An Sibin Pub
An Sibin Pub took over the corner lot of The Real Jerk last year and has transformed the space entirely. Though I was never really attached to the Caribbean eatery, there seemed to be an injustice in how the whole deal went down... you know, big Irish pub chain stomps over independent business?
Part-owner Rick Auiler sets me straight, explaining that they're not a chain. Auiler and partner, Scott Brockington, may have learned the ropes with the Quinn family (owners of the Irish Embassy and PJ O'Briens) but this is their first venture after breaking off on their own.
They also contend that the hoopla surrounding The Real Jerk was in many ways due to the overzealous new landlord who had been shopping the site around. Auiler had even pulled out of the deal entirely before the landlord sweetened the pot, kicking in some free rent for all the inconvenience and delays. Auiler tells me Ed Pottinger (owner of The Real Jerk) even came in opening day and said that there is no residual ill will.
All that said, I had low expectations going in. With no shortage of Irish pubs in Toronto, I was skeptical as to whether this new place could offer even a fraction of the unique character of its predecessor. On a recent weekday afternoon, I was in the neighbourhood anyway and thought I'd see what they'd done to the place.
It looks good inside. The formerly dingy veneer has been replaced with the requisite Irish themed paraphernalia and emerald green colour scheme. The high ceilings and second floor loft area make for a rather cavernous pub.
I had assumed the menu would be a generic affair but my interest was piqued by chips and curry ($6) and the Celtic Egg ($9). The chips, house-cut and fried to order, are accompanied by a little pot of creamy, rich yellow curry for dipping.
The egg, which is wrapped in sausage and bread crumbs before frying, is the more impressive of the two. It somehow achieves a barely set centre that remains liquid enough to sauce itself, a feat I've seen even high-end kitchens struggle with.

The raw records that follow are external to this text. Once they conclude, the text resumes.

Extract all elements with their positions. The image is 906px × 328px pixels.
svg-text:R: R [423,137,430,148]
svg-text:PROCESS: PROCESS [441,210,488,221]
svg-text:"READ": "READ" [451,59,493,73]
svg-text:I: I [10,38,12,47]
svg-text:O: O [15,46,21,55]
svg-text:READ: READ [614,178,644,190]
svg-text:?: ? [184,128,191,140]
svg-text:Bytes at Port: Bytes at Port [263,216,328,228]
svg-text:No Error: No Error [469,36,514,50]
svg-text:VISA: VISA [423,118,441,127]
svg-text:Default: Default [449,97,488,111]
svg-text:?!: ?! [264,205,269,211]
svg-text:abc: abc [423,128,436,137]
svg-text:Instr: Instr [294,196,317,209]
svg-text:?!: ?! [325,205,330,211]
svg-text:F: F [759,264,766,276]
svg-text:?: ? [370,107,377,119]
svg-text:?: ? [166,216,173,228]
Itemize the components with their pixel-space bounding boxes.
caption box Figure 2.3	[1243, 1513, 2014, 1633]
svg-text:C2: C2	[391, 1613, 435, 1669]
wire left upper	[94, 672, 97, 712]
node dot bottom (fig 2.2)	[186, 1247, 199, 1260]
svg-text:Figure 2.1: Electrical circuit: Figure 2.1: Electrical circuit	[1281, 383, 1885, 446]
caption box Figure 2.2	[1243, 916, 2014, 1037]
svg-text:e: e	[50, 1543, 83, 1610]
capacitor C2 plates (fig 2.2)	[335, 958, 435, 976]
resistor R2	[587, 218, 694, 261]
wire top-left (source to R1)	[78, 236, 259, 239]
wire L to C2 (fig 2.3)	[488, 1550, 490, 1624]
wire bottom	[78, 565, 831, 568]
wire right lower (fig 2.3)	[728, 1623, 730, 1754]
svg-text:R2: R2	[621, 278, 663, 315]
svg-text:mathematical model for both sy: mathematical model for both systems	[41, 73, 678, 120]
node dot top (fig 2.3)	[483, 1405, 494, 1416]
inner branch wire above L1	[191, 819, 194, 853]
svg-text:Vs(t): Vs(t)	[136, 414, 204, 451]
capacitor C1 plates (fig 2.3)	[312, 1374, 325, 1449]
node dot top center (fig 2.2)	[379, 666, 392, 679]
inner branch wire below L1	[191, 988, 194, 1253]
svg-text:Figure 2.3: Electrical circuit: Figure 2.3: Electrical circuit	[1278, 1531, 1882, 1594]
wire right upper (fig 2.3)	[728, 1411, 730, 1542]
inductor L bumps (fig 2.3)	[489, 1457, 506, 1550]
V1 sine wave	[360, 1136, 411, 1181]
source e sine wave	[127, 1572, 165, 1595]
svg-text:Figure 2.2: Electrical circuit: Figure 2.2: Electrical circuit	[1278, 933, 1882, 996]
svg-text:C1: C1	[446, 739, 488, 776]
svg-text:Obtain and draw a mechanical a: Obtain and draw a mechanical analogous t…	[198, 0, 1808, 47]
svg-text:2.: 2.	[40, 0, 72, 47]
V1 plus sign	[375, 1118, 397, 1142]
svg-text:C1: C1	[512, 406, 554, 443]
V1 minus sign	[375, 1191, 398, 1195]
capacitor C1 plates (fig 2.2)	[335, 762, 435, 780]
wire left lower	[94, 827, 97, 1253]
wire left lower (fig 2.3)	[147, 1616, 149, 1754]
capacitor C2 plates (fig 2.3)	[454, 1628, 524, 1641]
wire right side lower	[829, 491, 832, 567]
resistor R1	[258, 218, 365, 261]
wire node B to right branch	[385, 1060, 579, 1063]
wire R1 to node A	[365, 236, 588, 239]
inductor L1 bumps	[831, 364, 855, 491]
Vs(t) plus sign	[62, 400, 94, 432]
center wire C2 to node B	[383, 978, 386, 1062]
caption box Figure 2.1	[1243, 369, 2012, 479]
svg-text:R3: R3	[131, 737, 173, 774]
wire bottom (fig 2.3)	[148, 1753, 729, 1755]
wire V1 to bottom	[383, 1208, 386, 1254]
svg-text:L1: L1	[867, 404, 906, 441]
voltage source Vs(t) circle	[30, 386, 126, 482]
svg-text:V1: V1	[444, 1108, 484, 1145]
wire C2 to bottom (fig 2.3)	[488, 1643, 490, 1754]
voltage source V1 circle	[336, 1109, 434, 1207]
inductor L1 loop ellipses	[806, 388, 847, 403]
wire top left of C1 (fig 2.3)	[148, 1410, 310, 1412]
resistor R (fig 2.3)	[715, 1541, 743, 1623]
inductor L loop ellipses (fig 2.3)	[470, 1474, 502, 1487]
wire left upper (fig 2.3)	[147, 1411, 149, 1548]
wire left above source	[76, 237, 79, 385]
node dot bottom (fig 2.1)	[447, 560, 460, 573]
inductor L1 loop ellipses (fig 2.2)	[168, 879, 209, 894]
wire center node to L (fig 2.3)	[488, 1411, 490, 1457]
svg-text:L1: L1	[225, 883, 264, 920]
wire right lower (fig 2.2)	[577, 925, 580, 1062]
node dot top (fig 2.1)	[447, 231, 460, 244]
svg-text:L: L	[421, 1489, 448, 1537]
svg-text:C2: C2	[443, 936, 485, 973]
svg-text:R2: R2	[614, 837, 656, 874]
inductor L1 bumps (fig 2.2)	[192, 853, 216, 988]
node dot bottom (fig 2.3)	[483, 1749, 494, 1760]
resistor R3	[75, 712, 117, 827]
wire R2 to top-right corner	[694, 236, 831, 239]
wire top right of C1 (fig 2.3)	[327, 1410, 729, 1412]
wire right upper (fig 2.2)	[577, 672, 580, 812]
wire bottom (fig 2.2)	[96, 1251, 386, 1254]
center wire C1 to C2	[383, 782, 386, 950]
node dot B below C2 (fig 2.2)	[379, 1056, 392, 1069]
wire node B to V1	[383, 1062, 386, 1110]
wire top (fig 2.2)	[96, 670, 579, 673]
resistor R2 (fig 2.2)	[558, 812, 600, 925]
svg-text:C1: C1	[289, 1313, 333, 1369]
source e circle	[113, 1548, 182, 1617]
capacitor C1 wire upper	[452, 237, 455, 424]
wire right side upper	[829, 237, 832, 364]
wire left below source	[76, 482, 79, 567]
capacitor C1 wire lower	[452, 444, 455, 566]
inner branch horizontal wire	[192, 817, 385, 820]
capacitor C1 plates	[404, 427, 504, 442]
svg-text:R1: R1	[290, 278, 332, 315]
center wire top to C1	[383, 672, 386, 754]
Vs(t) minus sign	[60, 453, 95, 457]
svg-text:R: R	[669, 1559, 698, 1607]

The Bo Burger ($12) from chef Tim Pettigrew (formerly of Grindhouse Burger Bar), is good too. Composed of Ontario beef that's ground in house, they'll serve it on the rare side if requested. Topped up with Guinness honey mustard and all the fixings, it's a pub grub staple that's well executed.
On tap, there are 20 beers that decidedly stay away from big corporate breweries and instead opt for craft and Irish offerings. While the selection is still somewhat predictable, there's at least one tap reserved for guests (on my visit it features Kensington Brewing Co.'s Watermelon Wheat beer) and they occasionally dabble in casks.
Dubbed the House of Ceol (old Irish for music), the pub hosts Celtic rock or folk bands four or five nights a week including an Irish trad session sounds featuring five to 20 players on Sunday afternoons. St. Paddy's Day is unsurprisingly a big deal and Aulier tells me their inaugural celebration this past Spring saw the bar reach capacity by noon and spill over into a tent out back.
All in all, it was a satisfying way to lose an afternoon made better by unexpectedly accomplished food. Locals can look forward to weekend brunch featuring traditional Irish fry-ups and there are plans to add a Sunday night roast dinner.
The pub is open daily from 11am until last call.